Das Ende vom Schwarzen Drachen

von Joachim Acker

 

Einen großen Nachteil hatte unser Raum im Obergeschoß des Schwarzen Drachens: Im Winter war es kalt darinnen, bitterkalt sogar. Nun (Ihr werdet es sicherlich zugeben, verehrte Leser) es macht keinen großen Spaß aus einem halbgefrorenen Mostbecher zu trinken oder vor Kälte schnatternd und bibbernd an der geliebten Pfeife zu saugen.

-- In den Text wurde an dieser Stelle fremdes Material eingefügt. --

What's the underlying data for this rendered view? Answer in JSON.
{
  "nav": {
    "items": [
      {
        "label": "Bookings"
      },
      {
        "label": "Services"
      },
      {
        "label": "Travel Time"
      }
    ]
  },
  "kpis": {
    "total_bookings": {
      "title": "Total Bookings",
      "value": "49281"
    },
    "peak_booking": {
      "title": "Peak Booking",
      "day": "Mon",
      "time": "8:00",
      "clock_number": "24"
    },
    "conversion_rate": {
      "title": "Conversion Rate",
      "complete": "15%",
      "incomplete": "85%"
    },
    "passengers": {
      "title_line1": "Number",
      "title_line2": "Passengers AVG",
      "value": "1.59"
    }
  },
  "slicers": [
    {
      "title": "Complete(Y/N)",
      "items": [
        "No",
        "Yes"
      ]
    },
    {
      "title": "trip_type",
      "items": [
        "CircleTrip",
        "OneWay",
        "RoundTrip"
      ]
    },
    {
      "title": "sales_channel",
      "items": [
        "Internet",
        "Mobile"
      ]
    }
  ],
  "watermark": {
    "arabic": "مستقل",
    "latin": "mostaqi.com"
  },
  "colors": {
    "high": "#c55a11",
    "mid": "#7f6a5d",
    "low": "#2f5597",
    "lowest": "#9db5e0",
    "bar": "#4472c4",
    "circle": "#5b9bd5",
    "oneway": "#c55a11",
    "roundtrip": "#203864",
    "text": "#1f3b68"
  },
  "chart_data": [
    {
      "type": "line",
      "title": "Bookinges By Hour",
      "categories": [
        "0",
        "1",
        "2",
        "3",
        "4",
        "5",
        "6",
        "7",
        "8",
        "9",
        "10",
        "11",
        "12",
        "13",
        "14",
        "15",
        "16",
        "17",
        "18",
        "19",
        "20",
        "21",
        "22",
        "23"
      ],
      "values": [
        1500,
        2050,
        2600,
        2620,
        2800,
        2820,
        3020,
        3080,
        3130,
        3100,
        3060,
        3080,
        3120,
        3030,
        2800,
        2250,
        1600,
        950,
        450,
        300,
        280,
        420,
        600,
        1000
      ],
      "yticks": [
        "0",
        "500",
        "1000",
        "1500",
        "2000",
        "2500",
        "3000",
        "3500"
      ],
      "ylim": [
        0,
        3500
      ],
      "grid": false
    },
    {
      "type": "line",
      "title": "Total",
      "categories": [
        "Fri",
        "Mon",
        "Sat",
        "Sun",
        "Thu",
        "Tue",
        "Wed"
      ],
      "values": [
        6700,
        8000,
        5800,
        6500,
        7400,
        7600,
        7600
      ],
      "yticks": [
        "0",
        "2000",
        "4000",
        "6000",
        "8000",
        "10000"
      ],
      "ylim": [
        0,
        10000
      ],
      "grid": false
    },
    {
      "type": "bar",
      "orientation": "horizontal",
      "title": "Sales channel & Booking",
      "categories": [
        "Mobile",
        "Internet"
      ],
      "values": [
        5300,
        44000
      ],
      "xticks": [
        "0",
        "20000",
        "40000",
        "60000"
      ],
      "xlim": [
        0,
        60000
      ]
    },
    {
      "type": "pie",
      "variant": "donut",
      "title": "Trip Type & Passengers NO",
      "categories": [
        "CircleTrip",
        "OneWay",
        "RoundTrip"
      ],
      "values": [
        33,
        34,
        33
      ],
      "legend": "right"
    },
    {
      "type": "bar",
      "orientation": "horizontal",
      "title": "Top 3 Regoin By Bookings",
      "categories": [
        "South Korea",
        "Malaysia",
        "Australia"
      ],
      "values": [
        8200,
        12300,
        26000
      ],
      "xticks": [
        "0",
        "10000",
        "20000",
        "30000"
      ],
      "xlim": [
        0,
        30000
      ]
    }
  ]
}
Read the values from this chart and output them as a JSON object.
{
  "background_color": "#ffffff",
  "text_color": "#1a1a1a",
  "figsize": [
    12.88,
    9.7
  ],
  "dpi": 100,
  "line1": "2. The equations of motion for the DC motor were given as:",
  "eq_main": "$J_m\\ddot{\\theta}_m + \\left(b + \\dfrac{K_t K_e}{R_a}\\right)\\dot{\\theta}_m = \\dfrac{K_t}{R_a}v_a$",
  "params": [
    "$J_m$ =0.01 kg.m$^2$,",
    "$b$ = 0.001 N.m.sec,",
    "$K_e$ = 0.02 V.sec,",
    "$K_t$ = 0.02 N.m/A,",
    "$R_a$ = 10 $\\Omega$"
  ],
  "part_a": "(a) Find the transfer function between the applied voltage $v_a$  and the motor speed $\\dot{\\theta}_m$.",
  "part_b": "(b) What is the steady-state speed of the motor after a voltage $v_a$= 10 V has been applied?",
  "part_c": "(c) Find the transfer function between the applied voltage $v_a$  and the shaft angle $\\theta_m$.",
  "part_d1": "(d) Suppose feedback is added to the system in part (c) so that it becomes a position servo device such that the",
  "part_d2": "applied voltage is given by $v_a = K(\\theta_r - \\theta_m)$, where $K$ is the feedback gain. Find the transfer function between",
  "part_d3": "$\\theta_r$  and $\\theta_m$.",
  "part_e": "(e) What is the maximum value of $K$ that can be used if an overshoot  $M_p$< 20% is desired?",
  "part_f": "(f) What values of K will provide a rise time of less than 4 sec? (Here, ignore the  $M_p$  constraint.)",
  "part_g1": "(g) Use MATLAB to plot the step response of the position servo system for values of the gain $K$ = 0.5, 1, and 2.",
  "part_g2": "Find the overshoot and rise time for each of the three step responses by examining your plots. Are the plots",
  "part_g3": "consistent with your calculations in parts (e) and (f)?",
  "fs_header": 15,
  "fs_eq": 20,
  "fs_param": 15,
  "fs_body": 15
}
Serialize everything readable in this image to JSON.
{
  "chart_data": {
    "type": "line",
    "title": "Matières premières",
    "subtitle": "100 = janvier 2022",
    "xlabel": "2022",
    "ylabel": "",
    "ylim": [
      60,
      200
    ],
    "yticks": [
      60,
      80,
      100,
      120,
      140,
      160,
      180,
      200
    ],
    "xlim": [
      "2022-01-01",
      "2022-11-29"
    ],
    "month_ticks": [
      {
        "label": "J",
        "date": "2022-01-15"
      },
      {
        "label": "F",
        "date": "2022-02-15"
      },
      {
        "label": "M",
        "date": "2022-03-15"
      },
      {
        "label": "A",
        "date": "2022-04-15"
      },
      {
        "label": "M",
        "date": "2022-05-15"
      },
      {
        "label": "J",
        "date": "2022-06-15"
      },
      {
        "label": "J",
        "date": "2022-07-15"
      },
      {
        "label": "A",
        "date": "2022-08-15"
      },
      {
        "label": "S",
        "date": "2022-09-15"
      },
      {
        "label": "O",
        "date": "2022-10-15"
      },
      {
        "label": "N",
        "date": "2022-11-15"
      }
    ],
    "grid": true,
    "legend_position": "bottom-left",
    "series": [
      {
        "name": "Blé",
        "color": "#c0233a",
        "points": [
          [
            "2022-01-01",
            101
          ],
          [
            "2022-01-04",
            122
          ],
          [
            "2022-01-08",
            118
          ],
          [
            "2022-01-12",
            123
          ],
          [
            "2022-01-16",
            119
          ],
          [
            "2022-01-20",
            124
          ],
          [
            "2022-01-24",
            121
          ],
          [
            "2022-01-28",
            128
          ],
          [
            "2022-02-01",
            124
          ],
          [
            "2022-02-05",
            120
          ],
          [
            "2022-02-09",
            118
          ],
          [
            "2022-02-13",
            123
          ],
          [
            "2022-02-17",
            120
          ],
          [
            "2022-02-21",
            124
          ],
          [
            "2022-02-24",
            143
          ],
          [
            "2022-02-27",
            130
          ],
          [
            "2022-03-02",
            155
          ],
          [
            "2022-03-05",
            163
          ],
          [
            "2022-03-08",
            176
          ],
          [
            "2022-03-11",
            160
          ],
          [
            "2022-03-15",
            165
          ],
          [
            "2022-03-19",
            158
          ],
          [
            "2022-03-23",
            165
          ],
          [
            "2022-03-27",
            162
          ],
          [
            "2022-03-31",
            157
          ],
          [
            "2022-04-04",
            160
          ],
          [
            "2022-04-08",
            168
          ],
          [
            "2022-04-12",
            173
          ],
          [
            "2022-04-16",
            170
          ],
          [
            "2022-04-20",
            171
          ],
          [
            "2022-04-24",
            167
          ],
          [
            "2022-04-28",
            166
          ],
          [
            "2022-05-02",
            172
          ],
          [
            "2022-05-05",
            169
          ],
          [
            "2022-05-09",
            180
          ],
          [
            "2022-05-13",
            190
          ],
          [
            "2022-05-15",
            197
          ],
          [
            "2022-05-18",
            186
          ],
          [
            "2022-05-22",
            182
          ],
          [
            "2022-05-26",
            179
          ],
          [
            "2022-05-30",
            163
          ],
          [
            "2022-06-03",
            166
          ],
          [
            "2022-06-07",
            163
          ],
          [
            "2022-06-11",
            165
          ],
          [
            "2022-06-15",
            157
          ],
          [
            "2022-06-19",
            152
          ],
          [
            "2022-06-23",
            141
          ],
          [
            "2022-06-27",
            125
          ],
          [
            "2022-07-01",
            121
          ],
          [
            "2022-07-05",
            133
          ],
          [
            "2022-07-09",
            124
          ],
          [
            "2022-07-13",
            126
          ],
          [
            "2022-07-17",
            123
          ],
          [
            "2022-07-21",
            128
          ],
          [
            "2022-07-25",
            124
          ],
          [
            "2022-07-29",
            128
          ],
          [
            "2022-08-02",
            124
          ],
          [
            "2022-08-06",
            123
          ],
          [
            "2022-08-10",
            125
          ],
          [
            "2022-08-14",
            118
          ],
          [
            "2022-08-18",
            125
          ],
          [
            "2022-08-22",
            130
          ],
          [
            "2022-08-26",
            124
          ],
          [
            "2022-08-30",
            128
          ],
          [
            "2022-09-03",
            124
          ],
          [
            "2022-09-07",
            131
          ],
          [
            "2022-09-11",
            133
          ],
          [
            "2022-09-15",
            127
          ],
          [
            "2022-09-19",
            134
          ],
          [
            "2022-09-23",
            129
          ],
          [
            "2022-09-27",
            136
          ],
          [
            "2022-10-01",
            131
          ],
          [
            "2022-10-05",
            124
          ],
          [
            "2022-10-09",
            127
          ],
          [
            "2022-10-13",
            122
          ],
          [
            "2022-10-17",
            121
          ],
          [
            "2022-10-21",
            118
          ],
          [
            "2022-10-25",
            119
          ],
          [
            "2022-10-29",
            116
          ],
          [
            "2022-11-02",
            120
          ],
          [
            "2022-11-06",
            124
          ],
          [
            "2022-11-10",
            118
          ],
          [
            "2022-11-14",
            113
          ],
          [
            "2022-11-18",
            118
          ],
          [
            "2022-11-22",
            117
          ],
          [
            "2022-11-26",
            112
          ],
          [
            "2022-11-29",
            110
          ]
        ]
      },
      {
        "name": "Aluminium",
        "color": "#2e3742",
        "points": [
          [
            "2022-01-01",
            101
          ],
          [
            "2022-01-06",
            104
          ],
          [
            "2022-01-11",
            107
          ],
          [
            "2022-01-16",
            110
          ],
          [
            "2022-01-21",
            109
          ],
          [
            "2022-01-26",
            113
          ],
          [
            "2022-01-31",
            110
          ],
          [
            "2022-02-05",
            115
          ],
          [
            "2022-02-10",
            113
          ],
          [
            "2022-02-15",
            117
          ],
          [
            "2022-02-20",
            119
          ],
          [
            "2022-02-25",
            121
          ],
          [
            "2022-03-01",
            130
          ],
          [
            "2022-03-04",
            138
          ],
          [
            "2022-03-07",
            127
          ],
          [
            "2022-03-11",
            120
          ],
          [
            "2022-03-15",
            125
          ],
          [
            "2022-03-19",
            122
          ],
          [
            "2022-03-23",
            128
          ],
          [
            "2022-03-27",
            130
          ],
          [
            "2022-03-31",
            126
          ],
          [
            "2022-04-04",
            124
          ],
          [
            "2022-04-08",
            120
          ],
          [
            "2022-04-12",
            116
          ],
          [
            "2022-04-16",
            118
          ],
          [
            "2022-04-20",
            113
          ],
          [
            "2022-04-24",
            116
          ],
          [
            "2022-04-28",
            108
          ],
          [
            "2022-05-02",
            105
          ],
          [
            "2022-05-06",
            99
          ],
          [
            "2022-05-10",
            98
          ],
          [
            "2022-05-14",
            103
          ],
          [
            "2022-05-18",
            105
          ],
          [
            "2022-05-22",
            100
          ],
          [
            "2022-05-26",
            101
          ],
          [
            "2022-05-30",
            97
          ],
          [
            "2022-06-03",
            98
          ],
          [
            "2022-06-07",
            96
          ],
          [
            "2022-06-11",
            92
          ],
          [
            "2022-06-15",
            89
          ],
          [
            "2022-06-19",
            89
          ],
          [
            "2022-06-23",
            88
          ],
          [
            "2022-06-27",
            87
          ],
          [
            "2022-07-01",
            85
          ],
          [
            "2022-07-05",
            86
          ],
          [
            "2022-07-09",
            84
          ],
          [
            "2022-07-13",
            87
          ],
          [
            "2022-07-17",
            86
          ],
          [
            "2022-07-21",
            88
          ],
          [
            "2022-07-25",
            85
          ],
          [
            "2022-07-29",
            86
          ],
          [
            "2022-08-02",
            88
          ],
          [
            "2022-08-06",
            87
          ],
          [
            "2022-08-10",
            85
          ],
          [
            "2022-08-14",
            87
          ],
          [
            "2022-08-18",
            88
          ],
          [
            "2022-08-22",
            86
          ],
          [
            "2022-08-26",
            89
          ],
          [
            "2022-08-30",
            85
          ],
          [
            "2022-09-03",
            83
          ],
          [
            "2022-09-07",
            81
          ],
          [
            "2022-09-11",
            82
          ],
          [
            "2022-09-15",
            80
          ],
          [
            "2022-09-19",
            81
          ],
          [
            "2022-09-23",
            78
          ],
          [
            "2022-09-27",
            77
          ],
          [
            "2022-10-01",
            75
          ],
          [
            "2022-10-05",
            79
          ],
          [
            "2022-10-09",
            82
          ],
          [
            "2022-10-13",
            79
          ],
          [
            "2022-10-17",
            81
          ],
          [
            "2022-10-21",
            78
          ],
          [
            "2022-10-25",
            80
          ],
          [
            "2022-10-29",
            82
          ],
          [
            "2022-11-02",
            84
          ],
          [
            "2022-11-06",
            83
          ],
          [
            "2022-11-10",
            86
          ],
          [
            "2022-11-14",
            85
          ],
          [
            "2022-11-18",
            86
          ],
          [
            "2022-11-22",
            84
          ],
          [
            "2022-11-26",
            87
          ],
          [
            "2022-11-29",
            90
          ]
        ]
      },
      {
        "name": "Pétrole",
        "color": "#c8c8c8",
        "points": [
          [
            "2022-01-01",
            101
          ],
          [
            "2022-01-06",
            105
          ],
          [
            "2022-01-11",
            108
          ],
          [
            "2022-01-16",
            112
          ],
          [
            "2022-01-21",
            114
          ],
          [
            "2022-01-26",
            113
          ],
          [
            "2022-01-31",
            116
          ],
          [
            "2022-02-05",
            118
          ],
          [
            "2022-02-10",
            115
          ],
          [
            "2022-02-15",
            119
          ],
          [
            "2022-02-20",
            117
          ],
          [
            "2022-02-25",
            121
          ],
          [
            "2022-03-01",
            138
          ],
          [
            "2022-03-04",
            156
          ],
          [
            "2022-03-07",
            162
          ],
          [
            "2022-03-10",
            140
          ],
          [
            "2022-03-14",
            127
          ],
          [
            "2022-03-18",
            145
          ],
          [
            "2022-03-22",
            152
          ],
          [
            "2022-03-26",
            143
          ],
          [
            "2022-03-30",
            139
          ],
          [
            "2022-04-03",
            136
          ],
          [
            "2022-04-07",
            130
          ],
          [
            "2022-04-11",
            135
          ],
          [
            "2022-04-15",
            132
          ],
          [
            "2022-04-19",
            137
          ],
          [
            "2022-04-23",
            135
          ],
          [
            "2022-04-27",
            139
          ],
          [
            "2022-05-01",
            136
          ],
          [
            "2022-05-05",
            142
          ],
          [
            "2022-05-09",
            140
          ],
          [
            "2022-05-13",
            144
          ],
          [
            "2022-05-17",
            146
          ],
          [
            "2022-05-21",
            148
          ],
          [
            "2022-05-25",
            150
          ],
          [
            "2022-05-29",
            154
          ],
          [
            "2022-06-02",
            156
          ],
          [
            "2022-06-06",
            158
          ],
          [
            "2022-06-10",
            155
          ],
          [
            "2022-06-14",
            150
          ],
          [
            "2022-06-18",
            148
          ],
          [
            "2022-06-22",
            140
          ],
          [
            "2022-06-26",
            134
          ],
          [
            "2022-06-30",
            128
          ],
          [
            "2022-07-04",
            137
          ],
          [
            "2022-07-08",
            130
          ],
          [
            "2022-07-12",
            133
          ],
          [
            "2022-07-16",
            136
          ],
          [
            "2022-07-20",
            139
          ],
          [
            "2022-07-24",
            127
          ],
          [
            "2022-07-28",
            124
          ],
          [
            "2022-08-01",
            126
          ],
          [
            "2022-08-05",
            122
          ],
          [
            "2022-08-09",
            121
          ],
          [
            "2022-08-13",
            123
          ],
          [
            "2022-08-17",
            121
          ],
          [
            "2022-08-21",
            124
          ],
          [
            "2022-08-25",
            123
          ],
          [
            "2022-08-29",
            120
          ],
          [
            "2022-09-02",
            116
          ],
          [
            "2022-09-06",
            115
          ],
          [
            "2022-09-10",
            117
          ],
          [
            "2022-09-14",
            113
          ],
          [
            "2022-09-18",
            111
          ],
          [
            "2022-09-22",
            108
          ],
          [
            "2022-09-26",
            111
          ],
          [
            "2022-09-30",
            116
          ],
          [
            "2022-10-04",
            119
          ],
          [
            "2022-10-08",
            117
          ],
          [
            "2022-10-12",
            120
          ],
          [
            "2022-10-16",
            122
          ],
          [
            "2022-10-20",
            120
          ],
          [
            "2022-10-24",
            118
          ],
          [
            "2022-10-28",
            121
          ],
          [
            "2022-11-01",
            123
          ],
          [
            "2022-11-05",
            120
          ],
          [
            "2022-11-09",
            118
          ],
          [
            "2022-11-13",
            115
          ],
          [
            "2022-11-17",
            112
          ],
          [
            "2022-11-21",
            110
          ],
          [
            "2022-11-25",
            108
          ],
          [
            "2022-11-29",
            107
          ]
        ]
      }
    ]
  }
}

Also sannen wir wackeren Mannen des Pfeifenraucherstammtisches um Abhilfe und kamen auf die überzeugende und wunderbare Idee einen schönen großen Kamin einzubauen. Am flackernden Feuer zu sitzen, Pfeife rauchend uns Geschichten aus längst vergangenen Zeiten zu erzählen, den einen oder anderen Becher zu leeren, dies alles erschien uns wie der Vorgeschmack des Elysiums auf Erden, oder (weniger vornehm formuliert) wie ein Stückchen vom Paradies.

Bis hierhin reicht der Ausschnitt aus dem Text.